A Holy Prose Poem in the Key of G
God Almighty, geez, good golly, and gee willikers. My good girlfriends, Gwendolyn, Grace, Gloria, and Genevieve, say they are aggrieved that greenhouse gases are extinguishing the glorious greenery, and I guess I can do nothing but agree with this ghastly and ghostly augury (egads and glory be!).
No F-Bomb Poem
Far be it from me to infest my free verse with the F-bomb, for this is a family-friendly forum and it would cause a frightful kerfuffle, especially from people of faith. I refuse to use any word that is fraught with fraud or in any other way flawed, because if I want to fly far up there with the highfalutin folk of fantabulous fame and fortune I fathom I could go a lot further with fine formalisms that foment fidelity, friendliness, fantasy, and fun. And now, this non-fractious, non-frenzied, non-fallacious, non-foul-mouthed, no F-bomb poem is finally finito.

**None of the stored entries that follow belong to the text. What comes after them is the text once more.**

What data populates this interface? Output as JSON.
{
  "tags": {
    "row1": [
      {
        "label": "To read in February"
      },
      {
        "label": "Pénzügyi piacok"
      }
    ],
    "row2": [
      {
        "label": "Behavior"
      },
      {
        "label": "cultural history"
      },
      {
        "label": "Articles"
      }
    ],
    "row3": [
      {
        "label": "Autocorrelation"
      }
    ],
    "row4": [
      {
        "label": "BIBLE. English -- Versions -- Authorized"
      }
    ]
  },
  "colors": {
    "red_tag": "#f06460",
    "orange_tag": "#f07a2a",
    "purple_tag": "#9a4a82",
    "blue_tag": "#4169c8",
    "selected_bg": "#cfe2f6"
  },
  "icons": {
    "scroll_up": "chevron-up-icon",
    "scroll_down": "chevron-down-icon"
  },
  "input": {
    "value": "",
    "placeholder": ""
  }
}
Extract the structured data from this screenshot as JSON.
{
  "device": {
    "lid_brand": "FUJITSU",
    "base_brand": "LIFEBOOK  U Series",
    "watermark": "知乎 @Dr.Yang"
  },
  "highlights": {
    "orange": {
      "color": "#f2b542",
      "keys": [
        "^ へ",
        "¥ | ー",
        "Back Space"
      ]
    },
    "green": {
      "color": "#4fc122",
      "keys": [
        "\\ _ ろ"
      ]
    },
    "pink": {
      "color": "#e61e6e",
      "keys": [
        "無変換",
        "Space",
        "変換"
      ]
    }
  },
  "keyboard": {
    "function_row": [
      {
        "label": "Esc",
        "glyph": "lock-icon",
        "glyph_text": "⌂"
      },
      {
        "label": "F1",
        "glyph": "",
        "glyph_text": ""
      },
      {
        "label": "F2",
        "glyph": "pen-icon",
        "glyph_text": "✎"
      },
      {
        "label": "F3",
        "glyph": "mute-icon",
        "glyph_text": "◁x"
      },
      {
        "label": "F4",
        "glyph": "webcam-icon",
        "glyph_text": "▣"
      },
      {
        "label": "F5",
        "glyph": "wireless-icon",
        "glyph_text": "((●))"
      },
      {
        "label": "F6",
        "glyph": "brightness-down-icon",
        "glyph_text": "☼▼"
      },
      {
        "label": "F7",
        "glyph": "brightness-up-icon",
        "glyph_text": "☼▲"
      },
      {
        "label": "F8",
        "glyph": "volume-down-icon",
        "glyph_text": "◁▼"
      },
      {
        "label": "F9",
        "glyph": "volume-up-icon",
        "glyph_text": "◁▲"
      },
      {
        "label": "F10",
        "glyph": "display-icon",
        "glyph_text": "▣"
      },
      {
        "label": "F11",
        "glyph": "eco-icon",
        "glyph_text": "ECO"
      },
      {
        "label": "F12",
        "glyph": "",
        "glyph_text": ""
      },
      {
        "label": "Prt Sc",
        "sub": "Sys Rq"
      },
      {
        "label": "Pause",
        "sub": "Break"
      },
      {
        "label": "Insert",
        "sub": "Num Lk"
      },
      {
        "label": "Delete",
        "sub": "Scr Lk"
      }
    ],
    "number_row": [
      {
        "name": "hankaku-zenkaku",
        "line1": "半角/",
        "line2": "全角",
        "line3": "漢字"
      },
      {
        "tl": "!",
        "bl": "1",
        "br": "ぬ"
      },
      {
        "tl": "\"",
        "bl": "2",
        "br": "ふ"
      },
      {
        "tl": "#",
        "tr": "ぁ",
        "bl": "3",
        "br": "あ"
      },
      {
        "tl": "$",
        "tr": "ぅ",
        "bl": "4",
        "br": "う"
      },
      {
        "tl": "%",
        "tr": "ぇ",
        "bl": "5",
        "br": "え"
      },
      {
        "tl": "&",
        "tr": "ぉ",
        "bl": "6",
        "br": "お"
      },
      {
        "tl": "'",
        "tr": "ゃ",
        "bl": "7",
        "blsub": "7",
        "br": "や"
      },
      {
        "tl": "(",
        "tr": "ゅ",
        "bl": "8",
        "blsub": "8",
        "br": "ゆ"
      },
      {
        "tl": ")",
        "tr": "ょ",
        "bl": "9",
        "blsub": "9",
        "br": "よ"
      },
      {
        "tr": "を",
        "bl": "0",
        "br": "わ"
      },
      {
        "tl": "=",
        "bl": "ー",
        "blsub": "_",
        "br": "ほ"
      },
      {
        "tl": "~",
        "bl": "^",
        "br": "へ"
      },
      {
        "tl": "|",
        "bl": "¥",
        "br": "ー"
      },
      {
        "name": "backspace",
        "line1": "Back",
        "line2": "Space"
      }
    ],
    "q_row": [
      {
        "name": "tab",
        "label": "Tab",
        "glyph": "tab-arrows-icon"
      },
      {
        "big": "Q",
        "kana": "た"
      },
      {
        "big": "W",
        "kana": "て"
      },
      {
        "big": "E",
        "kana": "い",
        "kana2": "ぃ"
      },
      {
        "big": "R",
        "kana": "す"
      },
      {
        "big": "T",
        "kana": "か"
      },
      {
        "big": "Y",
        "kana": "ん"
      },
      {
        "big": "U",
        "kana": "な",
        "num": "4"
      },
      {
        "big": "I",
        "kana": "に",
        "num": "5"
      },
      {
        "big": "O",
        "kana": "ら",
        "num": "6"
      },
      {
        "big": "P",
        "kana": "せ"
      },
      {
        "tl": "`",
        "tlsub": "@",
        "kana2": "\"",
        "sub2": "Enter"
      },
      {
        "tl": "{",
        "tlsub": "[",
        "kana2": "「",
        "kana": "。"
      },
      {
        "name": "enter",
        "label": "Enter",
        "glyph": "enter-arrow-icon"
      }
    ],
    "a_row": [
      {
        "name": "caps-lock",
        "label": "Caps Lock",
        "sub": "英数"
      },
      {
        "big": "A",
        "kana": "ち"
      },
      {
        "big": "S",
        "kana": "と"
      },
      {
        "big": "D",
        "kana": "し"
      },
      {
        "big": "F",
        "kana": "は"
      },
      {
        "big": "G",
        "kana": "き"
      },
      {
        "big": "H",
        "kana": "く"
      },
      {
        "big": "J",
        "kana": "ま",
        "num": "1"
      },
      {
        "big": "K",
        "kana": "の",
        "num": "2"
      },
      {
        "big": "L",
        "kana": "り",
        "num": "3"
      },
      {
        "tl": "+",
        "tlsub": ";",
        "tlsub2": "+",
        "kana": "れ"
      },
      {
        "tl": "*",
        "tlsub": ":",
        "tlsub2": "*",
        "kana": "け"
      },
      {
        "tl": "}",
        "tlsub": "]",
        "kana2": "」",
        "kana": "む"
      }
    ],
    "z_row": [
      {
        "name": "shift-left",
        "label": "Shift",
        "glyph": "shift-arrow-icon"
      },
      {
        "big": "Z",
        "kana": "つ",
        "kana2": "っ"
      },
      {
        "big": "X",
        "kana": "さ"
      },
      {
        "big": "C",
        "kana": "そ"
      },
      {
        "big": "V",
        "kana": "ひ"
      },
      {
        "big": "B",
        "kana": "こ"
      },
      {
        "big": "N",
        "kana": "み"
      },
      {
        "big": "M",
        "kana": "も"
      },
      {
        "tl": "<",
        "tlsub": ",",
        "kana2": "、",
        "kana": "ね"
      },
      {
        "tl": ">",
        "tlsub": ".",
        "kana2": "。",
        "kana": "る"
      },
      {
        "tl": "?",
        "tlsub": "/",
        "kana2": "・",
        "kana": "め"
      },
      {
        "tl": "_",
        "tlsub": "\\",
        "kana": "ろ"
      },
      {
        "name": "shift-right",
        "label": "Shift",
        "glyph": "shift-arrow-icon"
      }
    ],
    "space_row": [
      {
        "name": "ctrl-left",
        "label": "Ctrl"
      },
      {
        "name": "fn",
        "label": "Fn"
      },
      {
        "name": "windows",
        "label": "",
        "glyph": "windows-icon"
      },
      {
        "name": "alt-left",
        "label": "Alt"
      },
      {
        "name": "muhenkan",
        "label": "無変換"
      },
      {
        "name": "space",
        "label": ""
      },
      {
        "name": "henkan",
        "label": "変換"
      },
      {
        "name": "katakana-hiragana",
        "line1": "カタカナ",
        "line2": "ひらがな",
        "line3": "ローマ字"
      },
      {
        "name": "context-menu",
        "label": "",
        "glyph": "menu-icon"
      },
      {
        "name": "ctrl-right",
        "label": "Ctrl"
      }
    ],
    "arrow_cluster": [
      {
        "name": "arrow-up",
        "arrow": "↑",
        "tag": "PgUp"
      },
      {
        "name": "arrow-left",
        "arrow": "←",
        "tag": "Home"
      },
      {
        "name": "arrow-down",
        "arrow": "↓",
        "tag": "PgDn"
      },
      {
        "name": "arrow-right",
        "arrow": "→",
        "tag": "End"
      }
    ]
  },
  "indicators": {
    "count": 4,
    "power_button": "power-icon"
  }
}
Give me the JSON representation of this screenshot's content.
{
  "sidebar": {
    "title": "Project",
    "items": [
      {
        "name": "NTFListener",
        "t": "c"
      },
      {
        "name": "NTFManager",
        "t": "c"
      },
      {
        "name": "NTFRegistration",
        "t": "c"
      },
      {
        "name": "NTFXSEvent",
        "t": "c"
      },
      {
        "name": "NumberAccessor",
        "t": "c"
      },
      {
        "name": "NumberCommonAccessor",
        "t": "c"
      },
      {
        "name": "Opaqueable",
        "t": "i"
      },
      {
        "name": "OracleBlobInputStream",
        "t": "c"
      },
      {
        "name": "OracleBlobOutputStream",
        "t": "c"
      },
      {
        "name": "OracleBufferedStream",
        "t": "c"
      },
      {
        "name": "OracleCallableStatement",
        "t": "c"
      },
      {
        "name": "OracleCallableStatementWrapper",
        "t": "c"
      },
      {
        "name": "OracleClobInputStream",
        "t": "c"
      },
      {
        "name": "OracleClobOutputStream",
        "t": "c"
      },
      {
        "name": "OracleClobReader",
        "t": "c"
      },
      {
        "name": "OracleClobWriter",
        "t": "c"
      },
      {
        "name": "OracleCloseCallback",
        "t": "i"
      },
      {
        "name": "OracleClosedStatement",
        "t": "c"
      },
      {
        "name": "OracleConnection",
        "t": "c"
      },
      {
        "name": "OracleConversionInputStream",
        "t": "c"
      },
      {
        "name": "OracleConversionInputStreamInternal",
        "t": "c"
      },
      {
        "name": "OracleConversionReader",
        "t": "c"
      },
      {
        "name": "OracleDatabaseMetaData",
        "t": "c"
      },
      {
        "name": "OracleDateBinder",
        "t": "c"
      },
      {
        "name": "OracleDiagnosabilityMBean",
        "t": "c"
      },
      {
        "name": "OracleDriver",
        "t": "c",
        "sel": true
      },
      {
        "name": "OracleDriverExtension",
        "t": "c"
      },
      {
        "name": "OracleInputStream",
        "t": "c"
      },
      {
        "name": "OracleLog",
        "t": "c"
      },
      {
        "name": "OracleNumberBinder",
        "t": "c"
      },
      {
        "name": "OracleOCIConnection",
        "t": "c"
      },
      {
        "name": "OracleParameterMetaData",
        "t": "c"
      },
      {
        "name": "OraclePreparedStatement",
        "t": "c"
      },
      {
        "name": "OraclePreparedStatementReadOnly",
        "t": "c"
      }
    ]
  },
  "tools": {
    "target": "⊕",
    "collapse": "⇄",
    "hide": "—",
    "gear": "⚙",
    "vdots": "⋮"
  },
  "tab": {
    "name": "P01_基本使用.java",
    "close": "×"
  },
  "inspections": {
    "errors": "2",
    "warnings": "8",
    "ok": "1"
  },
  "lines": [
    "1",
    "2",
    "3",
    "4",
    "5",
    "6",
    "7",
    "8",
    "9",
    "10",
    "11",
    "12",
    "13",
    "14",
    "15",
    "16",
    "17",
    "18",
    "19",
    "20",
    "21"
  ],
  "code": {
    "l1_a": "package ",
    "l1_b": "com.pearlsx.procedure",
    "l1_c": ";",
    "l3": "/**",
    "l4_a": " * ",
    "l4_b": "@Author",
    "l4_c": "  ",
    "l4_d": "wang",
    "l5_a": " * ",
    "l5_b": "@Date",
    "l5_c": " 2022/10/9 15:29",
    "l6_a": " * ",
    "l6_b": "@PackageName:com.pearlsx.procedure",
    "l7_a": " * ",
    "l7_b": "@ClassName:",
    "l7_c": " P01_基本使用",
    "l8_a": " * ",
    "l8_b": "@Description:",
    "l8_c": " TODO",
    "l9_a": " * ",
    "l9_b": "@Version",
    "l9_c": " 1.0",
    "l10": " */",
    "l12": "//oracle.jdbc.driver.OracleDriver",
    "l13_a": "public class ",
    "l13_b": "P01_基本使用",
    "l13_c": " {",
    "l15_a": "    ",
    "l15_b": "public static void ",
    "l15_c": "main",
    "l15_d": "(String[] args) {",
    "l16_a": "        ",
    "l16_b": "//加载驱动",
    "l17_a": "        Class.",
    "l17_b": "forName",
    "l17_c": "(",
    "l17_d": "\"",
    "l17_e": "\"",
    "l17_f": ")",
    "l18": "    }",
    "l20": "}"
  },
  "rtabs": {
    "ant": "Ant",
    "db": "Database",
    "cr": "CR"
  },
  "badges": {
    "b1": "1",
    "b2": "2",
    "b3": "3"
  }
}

Around and About and Around Again
A is for apple and it’s also an alleyway to our awesome alphabet. “Ay?” you ask. “Absolutely,” I answer adamantly. And once you get ahold of that A, it is always accessible. And you can find it anywhere: in Albany, Albuquerque, Andalusia, Appalachia (with a short “a,” not a long “a,” as I’ve been admonished), in arid Arizona, and in all areas of America aboard Amtrak in April or August; in Angola, Afghanistan, and Azerbaijan, in the arctic attic of Aunt Agatha’s abode in Anchorage, Alaska; aloft in the air, along the avenues of Austin or Akron or Abilene, in Article A of your attorney’s affidavit, your advocate, in which he argues for abeyance at arbitration while you absorb an abundance of alcohol. You can accumulate A’s anyplace, actually. Your abdomen, your arteries, your abs, your aorta, your adenoids, your appendix, your armpits, your arthritic ankles, and your alimentary canal (it’s alimentary, my adorable and amiable amigos). Although I am aching to keep this anacreontic* appropriately antiseptic (aha, there’s an asterisk after anacreontic because I already assumed you were going to ask—an anacreontic is an ode and it was named after the Athenian author Anacreon), but all right, I’ll allow an aberration for the sake of all this alliteration. Alleluia and alas. (Now how about them apples?)
Cindy Hochman is the president of "100 Proof" Copyediting Services and the editor-in-chief of the online journal First Literary Review-East. Her latest chapbook, Telling You Everything, was recently published by Unleash Press. Cindy resides in Brooklyn, New York (USA), where she reads, writes, edits, meditates, studies Russian, learns tai chi, and agonizes over politics.